Jennifer Cass, LCSW, and Kathryn Pruitt, MFT, from Uplift Family Services addressed the topic of Collaboration and Collaborative Documentation across all levels (providers, families, etc.) in their closing plenary presentation at our 12th Annual TCOM Conference. Uplift Family Services uses Collaborative Documentation as a clinical tool to provide kids and families the opportunity to provide input and perspective on the services they will receive and their progress. Not only does it increase transparency between the clinical and physical world, but it allows for the families to become an integral process of their own care. Here the clinicians and the families have access to the data and have a voice.
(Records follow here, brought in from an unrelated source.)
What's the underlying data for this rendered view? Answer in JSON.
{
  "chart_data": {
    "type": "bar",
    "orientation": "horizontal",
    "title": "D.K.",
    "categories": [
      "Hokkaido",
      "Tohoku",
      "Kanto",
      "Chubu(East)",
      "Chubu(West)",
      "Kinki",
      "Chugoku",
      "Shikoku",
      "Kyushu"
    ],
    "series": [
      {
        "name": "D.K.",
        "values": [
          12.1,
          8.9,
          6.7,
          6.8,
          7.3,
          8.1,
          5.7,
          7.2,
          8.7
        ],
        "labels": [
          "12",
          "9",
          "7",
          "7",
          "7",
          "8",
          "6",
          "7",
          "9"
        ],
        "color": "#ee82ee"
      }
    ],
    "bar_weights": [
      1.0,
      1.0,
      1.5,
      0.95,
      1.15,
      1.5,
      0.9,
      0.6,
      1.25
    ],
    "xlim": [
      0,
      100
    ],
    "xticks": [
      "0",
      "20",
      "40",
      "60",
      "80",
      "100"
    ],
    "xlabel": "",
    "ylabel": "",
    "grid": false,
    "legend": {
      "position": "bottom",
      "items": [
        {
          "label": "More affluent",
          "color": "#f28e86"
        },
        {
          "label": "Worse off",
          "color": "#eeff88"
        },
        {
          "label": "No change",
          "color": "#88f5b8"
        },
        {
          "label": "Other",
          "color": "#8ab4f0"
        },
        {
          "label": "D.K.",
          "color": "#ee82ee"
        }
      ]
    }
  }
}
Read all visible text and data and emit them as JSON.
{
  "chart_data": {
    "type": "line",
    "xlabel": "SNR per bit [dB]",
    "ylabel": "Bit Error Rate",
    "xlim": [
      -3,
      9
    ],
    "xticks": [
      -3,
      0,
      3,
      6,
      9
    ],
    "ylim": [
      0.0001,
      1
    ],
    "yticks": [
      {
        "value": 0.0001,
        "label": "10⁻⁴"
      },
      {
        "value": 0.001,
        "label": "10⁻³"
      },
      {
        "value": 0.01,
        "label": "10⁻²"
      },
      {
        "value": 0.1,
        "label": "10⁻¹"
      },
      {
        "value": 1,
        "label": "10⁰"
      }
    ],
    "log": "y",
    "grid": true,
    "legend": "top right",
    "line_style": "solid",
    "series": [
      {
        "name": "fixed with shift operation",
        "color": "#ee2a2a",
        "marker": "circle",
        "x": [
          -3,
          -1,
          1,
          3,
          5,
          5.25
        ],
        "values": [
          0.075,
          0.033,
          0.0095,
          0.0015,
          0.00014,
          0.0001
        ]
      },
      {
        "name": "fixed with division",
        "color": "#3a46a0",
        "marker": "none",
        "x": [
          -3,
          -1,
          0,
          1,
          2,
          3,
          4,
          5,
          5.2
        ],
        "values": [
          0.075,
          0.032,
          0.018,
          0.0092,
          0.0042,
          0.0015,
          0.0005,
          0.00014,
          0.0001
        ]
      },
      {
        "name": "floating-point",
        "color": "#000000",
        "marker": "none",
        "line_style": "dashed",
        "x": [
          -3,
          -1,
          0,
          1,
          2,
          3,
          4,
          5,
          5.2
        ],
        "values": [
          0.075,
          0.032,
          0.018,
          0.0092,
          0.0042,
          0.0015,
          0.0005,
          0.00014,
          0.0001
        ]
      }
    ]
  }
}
Timothy E. Hougen, PhD, from San Bernardino County stressed the increased need for more clear communication between social workers and probation officers to the courts and other agencies.  In his presentation, “Communicating Beyond the TCOM Circle: Interagency Communications in San Bernardino,” Dr. Hougen talked about how the Department of Behavioral health uses the TCOM Tools to help structure communication by creating narrative reports with the purpose to better communicate with social workers, probation officers, etc. Creating narrative reports provided a means by which TCOM was understood as the structure behind the report.

Lori Chaffers, MSW, and Lea Dougherty, LSW, conducted a workshop entitled “Building Greater Collaborations for Better Outcomes.” In this workshop, participants identified why greater collaboration was particularly important for older youth and transitions and how the youth voice and empowerment are essential components in the collaboration process. Lackawana County has an Independent Living Collaborative with over 30 organizations working with transition age youth. The information collected is used in all aspects of managing the system from individual planning->supervision->systems operations.


In each of these examples (and many others across the international TCOM Collaborative), stakeholders in the system of care are given meaningful knowledge – and the empowerment that flows from that knowledge – about the current, collaboratively gleaned needs and strengths of children, families, and adults in care.  That knowledge and empowerment flows naturally into innovation and improved care.

Systems of care are enhanced and are more effective, more efficient, and more trusted.